Kompleks veya aygıt Golgi, onu keşfeden bilim insanının adını almıştır. Bu hücresel organel, tek zarlarla sınırlanmış bir boşluk kompleksi gibi görünmektedir. Bitki hücrelerinde ve protozoalarda, birkaç ayrı küçük yığın (diktozomlar) ile temsil edilmektedir.
Yapısı
Görünüşe göre bir elektron mikroskobunda görünen Golgi aygıtı, birbirine yerleştirilmiş disk şeklindeki keselerin bir yığınını andırmaktadır. Ayrıca çevresinde çok sayıda kabarcık bulunmaktadır. Her bir “torbanın” içinde, uçlarında sözde tanklara genişleyen dar bir kanal vardır (bazen sarnıç bütün torbaya denir). Onlardan kabarcıklar dökülmektedir. Merkezi yığının etrafında birbirine bağlı bir tüp sistemi de oluştururlar.
Dış kısım biraz dışbükey bir şekle sahip olduğundan, yığının kenarları pürüzsüz bir endoplazmik ağdan gelen kabarcıkların kaynaşmasıyla yeni tanklar oluşturmaktadır. Tankın iç tarafında, sarnıçlar olgunlaşmalarını tamamlarlar ve tekrar kabarcıklara dönüşürler. Böylece Golgi tankları (yığın torbaları) dışarıdan içeriye doğru hareket eder.

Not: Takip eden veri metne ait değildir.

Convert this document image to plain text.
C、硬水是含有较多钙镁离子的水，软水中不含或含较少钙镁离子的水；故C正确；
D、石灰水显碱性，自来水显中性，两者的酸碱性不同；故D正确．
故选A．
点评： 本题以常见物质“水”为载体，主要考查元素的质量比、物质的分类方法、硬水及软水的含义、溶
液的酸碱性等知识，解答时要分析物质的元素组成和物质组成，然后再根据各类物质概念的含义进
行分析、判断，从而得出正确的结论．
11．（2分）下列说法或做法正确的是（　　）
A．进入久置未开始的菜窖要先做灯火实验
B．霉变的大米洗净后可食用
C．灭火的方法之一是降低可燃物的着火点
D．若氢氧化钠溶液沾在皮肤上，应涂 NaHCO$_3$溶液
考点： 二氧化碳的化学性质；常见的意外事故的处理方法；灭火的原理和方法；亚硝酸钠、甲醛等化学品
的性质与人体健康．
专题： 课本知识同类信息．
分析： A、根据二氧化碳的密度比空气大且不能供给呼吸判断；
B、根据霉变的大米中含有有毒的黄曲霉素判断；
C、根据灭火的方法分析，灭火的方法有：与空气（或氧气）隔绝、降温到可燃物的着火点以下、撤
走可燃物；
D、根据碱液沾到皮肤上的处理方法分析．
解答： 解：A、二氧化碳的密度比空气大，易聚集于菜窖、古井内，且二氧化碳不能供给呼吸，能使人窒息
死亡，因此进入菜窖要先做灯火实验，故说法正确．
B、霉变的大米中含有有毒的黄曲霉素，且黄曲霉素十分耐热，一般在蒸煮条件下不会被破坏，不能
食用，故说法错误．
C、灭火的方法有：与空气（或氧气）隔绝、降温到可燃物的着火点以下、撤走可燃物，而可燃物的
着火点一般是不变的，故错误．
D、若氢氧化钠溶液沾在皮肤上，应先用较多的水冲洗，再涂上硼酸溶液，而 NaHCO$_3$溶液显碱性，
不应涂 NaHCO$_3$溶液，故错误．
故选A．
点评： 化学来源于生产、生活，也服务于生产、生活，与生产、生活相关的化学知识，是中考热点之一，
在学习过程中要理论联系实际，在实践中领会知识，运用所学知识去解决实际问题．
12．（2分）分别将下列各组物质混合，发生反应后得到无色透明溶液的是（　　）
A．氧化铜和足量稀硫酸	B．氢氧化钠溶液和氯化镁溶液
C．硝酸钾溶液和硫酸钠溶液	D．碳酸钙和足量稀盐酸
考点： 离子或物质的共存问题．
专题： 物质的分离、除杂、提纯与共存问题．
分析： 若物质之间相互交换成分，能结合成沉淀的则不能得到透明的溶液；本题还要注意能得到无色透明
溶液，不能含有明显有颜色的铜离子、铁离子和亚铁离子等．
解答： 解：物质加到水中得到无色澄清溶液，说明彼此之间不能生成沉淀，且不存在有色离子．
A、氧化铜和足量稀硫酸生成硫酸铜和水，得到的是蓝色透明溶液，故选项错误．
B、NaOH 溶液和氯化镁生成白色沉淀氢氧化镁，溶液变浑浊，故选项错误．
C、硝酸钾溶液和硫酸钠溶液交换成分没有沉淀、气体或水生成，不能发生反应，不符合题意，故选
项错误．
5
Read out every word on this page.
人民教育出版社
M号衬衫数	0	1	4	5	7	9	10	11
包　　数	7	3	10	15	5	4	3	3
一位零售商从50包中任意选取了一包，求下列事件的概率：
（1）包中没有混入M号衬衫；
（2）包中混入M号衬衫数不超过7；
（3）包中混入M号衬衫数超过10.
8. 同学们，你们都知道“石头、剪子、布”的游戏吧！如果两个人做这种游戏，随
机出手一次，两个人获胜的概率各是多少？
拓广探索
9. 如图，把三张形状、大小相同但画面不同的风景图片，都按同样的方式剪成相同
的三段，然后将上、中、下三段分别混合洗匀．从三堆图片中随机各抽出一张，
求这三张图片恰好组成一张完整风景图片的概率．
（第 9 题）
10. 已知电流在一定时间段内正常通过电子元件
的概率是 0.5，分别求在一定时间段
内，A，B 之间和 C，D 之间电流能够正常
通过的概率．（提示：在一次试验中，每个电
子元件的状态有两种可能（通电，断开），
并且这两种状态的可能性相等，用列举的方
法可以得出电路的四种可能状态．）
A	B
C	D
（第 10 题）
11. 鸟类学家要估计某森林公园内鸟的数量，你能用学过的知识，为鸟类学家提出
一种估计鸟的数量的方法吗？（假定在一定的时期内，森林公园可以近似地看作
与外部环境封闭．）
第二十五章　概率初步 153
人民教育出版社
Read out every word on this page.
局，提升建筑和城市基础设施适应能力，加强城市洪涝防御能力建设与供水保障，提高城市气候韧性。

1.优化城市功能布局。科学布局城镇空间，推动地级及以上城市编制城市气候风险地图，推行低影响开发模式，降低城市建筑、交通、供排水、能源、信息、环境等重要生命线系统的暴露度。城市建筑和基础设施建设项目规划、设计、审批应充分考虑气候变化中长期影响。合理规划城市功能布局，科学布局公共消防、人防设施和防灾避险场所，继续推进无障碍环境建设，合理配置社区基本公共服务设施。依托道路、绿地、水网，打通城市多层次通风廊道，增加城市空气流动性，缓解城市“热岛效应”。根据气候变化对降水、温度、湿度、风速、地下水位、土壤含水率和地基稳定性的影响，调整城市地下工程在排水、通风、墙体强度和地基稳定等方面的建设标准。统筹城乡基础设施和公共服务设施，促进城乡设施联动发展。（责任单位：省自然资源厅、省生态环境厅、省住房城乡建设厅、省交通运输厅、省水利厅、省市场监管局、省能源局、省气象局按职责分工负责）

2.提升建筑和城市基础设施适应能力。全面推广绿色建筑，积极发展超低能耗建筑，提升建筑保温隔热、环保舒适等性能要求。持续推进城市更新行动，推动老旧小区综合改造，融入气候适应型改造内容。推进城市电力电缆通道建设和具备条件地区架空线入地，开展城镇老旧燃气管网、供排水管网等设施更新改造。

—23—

Kompleksin çekirdeğe daha yakın olan kısmına «cis» denir. Membrana en yakın olan “trans” dır.
İşlevleri
Golgi aygıtının fonksiyonları çeşitlidir. Toplamda modifikasyona, hücrede sentezlenen maddelerin yeniden dağıtılmasına ve bunların hücrenin dışına çıkarılmasına, lizozomların oluşumuna ve sitoplazmik membranın inşasına indirgenmektedir.
Golgi aygıtının aktivitesi salgı hücrelerinde yüksektir. EPS’DEN gelen proteinler Golgi aparatında yoğunlaşmaktadır. Daha sonra Golgi kabarcıkları ise, membrana aktarılmaktadır. Enzimler de ters pinositoz yoluyla hücreden salgılanmaktadır.
Golgi aygıtı gelen sincaplara oligosakkarit zincirleri bağlanmaktadır. Aparatta modifiye edilirler ve proteinlerin kendi yollarına göre sıralandığı ve yönlendirildiği belirteçler olarak hizmet ederler.
Bitkilerde, Golgi hücre duvarının oluşumunda, ona matris olarak hizmet eden karbonhidratları salgılar (selüloz burada sentezlenmez). Ayrıca Golgi’nin tomurcuklanan kabarcıkları mikrotübüllerle hareket etmektedir. Bu nedenle de zarları sitoplazmik zarla birleşmekte ve içerikler hücre duvarına dahil edilmektedir.
Goblet şeklindeki hücrelerin Golgi kompleksi (bağırsak mukozasının ve solunum yollarının epitelyumunun kalınlığında bulunur) çözeltilerde mukus oluşturan glikoprotein müsini salgılamaktadır. Bu tür maddeler kök, yaprak vb. uç hücreleri tarafından sentezlenmektedir.
İnce bağırsağın hücrelerinde Golgi aygıtı lipitlerin taşınmasının işlevini yerine getirmektedir. Bu nedenle de yağ asitleri ve gliserol hücrelere girmektedir. Sonucunda ise, pürüzsüz eps’de lipitlerinin sentezi gerçekleşmektedir. Bunların çoğu proteinlerle de kaplıdır. Ayrıca Golgi yoluyla hücre zarına taşınmaktadır. İçinden geçtikten sonra, lipidler lenf içine girmektedir. Bunun dışında önemli bir işlev de lizozomların oluşumudur.